Merge Two Sorted Lists easy

Problem Statement

Merge two sorted linked lists and return it as a sorted list. The list should be made by splicing together the nodes of the first two lists.

Example 1

Input: list1 = [1,2,4], list2 = [1,3,4] Output: [1,1,2,3,4,4]

Example 2

Input: list1 = [], list2 = [] Output: []

Steps

1. Handle Empty Lists: If either list1 or list2 is null (empty), return the other list.
2. Create a Dummy Node: Create a dummy node to simplify the process of building the merged list.
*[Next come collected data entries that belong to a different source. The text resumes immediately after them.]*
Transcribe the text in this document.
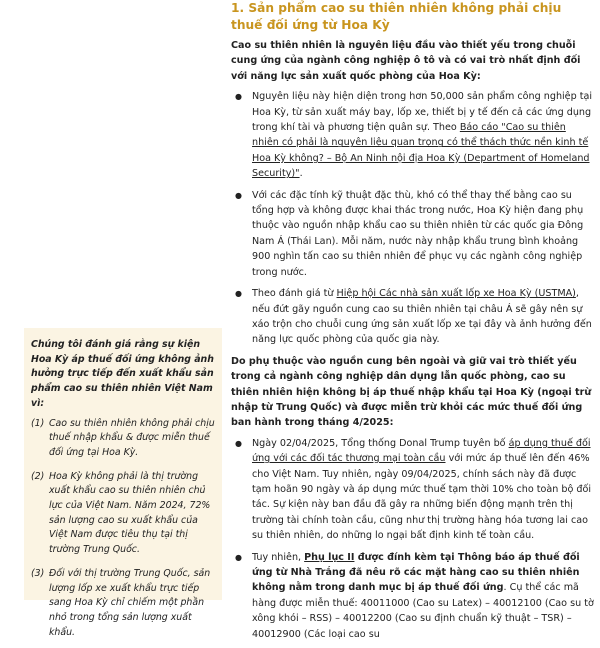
1. Sản phẩm cao su thiên nhiên không phải chịu thuế đối ứng từ Hoa Kỳ
Cao su thiên nhiên là nguyên liệu đầu vào thiết yếu trong chuỗi cung ứng của ngành công nghiệp ô tô và có vai trò nhất định đối với năng lực sản xuất quốc phòng của Hoa Kỳ:
●	Nguyên liệu này hiện diện trong hơn 50,000 sản phẩm công nghiệp tại Hoa Kỳ, từ sản xuất máy bay, lốp xe, thiết bị y tế đến cả các ứng dụng trong khí tài và phương tiện quân sự. Theo Báo cáo "Cao su thiên nhiên có phải là nguyên liệu quan trọng có thể thách thức nền kinh tế Hoa Kỳ không? – Bộ An Ninh nội địa Hoa Kỳ (Department of Homeland Security)".
●	Với các đặc tính kỹ thuật đặc thù, khó có thể thay thế bằng cao su tổng hợp và không được khai thác trong nước, Hoa Kỳ hiện đang phụ thuộc vào nguồn nhập khẩu cao su thiên nhiên từ các quốc gia Đông Nam Á (Thái Lan). Mỗi năm, nước này nhập khẩu trung bình khoảng 900 nghìn tấn cao su thiên nhiên để phục vụ các ngành công nghiệp trong nước.
●	Theo đánh giá từ Hiệp hội Các nhà sản xuất lốp xe Hoa Kỳ (USTMA), nếu đứt gãy nguồn cung cao su thiên nhiên tại châu Á sẽ gây nên sự xáo trộn cho chuỗi cung ứng sản xuất lốp xe tại đây và ảnh hưởng đến năng lực quốc phòng của quốc gia này.
Do phụ thuộc vào nguồn cung bên ngoài và giữ vai trò thiết yếu trong cả ngành công nghiệp dân dụng lẫn quốc phòng, cao su thiên nhiên hiện không bị áp thuế nhập khẩu tại Hoa Kỳ (ngoại trừ nhập từ Trung Quốc) và được miễn trừ khỏi các mức thuế đối ứng ban hành trong tháng 4/2025:
●	Ngày 02/04/2025, Tổng thống Donal Trump tuyên bố áp dụng thuế đối ứng với các đối tác thương mại toàn cầu với mức áp thuế lên đến 46% cho Việt Nam. Tuy nhiên, ngày 09/04/2025, chính sách này đã được tạm hoãn 90 ngày và áp dụng mức thuế tạm thời 10% cho toàn bộ đối tác. Sự kiện này ban đầu đã gây ra những biến động mạnh trên thị trường tài chính toàn cầu, cũng như thị trường hàng hóa tương lai cao su thiên nhiên, do những lo ngại bất định kinh tế toàn cầu.
●	Tuy nhiên, Phụ lục II được đính kèm tại Thông báo áp thuế đối ứng từ Nhà Trắng đã nêu rõ các mặt hàng cao su thiên nhiên không nằm trong danh mục bị áp thuế đối ứng. Cụ thể các mã hàng được miễn thuế: 40011000 (Cao su Latex) – 40012100 (Cao su tờ xông khói – RSS) – 40012200 (Cao su định chuẩn kỹ thuật – TSR) – 40012900 (Các loại cao su
Chúng tôi đánh giá rằng sự kiện Hoa Kỳ áp thuế đối ứng không ảnh hưởng trực tiếp đến xuất khẩu sản phẩm cao su thiên nhiên Việt Nam vì:
(1) Cao su thiên nhiên không phải chịu thuế nhập khẩu & được miễn thuế đối ứng tại Hoa Kỳ.
(2) Hoa Kỳ không phải là thị trường xuất khẩu cao su thiên nhiên chủ lực của Việt Nam. Năm 2024, 72% sản lượng cao su xuất khẩu của Việt Nam được tiêu thụ tại thị trường Trung Quốc.
(3) Đối với thị trường Trung Quốc, sản lượng lốp xe xuất khẩu trực tiếp sang Hoa Kỳ chỉ chiếm một phần nhỏ trong tổng sản lượng xuất khẩu.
This dummy node will point to the head of the merged list.
3. Initialize Pointers: Use pointers tail (initially pointing to the dummy node) and p1, p2 (pointing to the heads of list1 and list2 respectively).
4. Iterate and Compare: While p1 and p2 are not null, compare the values at p1 and p2.
   • Append the smaller node to tail. Move tail and the corresponding pointer (p1 or p2) forward.
5. Handle Remaining Nodes: After one list is exhausted, append the remaining nodes from the other list to tail.
6. Return the Merged List: Return the next node after the dummy node (which is the head of the merged list).

Explanation

The algorithm efficiently merges two sorted lists by iteratively comparing the heads of the remaining portions of each list. The use of a dummy node eliminates edge cases and simplifies the code by always having a valid tail to append to. The time complexity is linear because we visit each node in both lists exactly once.

Code

/**
 * Definition for singly-linked list.
 * public class ListNode {
 *     int val;
 *     ListNode next;
 *     ListNode() {}
 *     ListNode(int val) { this.val = val; }
 *     ListNode(int val, ListNode next) { this.val = val; this.next = next; }
 * }
 */
class Solution {
    public ListNode mergeTwoLists(ListNode list1, ListNode list2) {
        // Handle empty lists
        if (list1 == null) return list2;
        if (list2 == null) return list1;

        // Create a dummy node
        ListNode dummy = new ListNode(0);
        ListNode tail = dummy;

        // Initialize pointers
        ListNode p1 = list1;
        ListNode p2 = list2;

        // Iterate and compare
        while (p1 != null && p2 != null) {
            if (p1.val < p2.val) {
                tail.next = p1;
                p1 = p1.next;
            } else {
                tail.next = p2;
                p2 = p2.next;
            }
            tail = tail.next;
        }

        // Handle remaining nodes
        tail.next = (p1 != null) ? p1 : p2;

        // Return the merged list
        return dummy.next;
    }
}

Complexity

• Time Complexity: O(m + n), where 'm' and 'n' are the lengths of list1 and list2 respectively. We iterate through each list once.
• Space Complexity: O(1). We use a constant amount of extra space regardless of the input size. The space used by the merged list itself is not considered in space complexity analysis.